Пожалуй, главным различием кузенов были их непохожие интересы. Сергея больше всего привлекает музыкальный театр, и он не жалеет времени на посещение спектаклей, зачастую оставляя Диму в одиночестве любоваться архитектурными памятниками. Еще в Варшаве его приятно поражает разнообразие театральных трупп, что уж говорить о Вене! Буквально в первые дни пребывания в столице Австро-Венгрии он побывал на пяти спектаклях, и тут же, сопровождая рассказ об охватившем его волнении от встречи с настоящим искусством множеством восклицательных знаков, пишет в Пермь Елене Валерьяновне: «Мамочка, не смейся надо мной, что я всем восхищаюсь, право, это всё восхитительно».
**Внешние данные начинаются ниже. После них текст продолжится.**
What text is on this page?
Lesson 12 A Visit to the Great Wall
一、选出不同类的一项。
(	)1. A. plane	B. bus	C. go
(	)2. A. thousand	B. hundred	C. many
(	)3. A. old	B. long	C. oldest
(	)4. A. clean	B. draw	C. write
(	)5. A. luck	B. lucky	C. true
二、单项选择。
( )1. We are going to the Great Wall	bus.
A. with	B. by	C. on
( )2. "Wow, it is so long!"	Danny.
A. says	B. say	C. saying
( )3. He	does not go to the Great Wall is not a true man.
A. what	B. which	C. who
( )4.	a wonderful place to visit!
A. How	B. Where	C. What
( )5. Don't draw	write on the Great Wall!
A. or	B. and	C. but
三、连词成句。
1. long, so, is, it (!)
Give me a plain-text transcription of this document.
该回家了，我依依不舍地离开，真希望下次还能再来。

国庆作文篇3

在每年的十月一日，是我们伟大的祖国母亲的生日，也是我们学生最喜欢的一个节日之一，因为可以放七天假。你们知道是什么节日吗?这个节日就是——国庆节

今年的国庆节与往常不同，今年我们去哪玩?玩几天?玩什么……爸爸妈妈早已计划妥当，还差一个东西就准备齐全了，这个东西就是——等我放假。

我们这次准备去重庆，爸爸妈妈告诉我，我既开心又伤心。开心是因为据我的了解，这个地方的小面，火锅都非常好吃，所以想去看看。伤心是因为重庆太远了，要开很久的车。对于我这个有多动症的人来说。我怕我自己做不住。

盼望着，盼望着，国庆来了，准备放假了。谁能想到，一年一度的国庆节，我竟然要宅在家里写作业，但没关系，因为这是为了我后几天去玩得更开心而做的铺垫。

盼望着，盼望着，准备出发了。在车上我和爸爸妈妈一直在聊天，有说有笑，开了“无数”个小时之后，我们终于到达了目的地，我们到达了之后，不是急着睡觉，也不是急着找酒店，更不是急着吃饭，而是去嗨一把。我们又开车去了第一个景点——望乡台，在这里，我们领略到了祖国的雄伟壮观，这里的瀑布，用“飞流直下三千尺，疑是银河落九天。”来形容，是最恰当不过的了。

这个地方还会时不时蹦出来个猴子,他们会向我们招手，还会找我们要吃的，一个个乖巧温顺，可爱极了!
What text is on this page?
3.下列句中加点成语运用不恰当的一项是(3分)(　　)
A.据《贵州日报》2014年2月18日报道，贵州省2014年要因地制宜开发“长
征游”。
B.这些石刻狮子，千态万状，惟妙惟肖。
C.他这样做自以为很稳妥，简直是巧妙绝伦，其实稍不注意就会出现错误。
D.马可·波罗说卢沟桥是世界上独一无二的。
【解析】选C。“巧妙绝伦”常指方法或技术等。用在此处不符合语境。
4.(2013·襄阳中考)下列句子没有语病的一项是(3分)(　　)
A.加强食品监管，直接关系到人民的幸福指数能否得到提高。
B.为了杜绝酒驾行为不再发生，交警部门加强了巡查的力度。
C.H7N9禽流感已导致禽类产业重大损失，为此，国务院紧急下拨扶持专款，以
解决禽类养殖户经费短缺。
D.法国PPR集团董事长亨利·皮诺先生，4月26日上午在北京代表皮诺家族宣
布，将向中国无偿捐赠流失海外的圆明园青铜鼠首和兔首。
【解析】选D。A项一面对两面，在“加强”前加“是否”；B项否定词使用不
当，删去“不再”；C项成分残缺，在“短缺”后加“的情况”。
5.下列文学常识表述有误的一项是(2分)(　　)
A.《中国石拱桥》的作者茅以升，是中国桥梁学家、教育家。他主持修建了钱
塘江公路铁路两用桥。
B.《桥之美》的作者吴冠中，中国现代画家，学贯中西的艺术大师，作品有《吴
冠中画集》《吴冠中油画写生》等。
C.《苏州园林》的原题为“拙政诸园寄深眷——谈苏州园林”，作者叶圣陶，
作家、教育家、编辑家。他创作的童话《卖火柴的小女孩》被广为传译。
Юного путешественника приводит в восторг всё, что несет на себе печать театральности. Если же он чувствует, что искусство излишне приближено к действительности, его интерес сразу же пропадает, уступая место раздражению. Так, например, он с отвращением отзывается как о Берлине — «страшная дыра», так и о местной опере — «сверх ожидания ужасная гадость». Совсем иное дело — Венеция, куда кузены добрались пароходом и где, как пишет Д. Философов, «снимались на гондоле». Здесь возвышенное явно преобладает над реальной жизнью. Торжество прекрасного, замечает Дягилев, было бы абсолютным, если бы не… присутствие людей, которые мешают городу продемонстрировать все его красоты. А их — не счесть! В одном из писем Елене Валерьяновне Сергей пишет, как они с Димой при чудной луне отправились кататься на гондоле: «…тут только я понял, действительно, в какое волшебное царство я попал. Ты ведь меня понимаешь! Тому, кто не был в Венеции, описать невозможно всех ее волшебств…»
Такое возвышенное настроение возникает у Дягилева ночью. Но вот наступает жаркий день, и в душе у него возникает протест: «…замечательно красиво, богато, но удивительно мертво и безжизненно». Поэтому Венеция оставляет у него двойственное впечатление: «…иногда она до того красива, что хоть ложись и умирай, а иногда до того мрачна и вонюча, что хоть вон беги. В общем, это чудный, но несколько тоскливый городок».
Тоску или «русскую хандру» вмиг развеяла увиденная Сергеем на вокзале афиша, извещавшая о том, что на следующий день в городке Recaoro состоится концерт, где выступит знаменитый баритон — Антонио Котоньи. Никакие препятствия не могли удержать юного любителя музыки на месте! Его не остановило даже то, что заштатный городок находится в шести часах езды от Вероны, где они с кузеном пребывали в то время. К тому же Дима вовсе не хотел ехать на концерт, а вместо этого отправился в Милан — осматривать достопримечательности. Ну и бог с ним! Сергей же, как пишет мачехе, «полетел в Recaoro»:
«Приехал я в 4 часа вечера и еле-еле достал билет. Котоньи пел так изумительно хорошо, что я чуть на шею ему не бросился. Я положительно не понимаю, как может человек в 60 лет так чудно петь…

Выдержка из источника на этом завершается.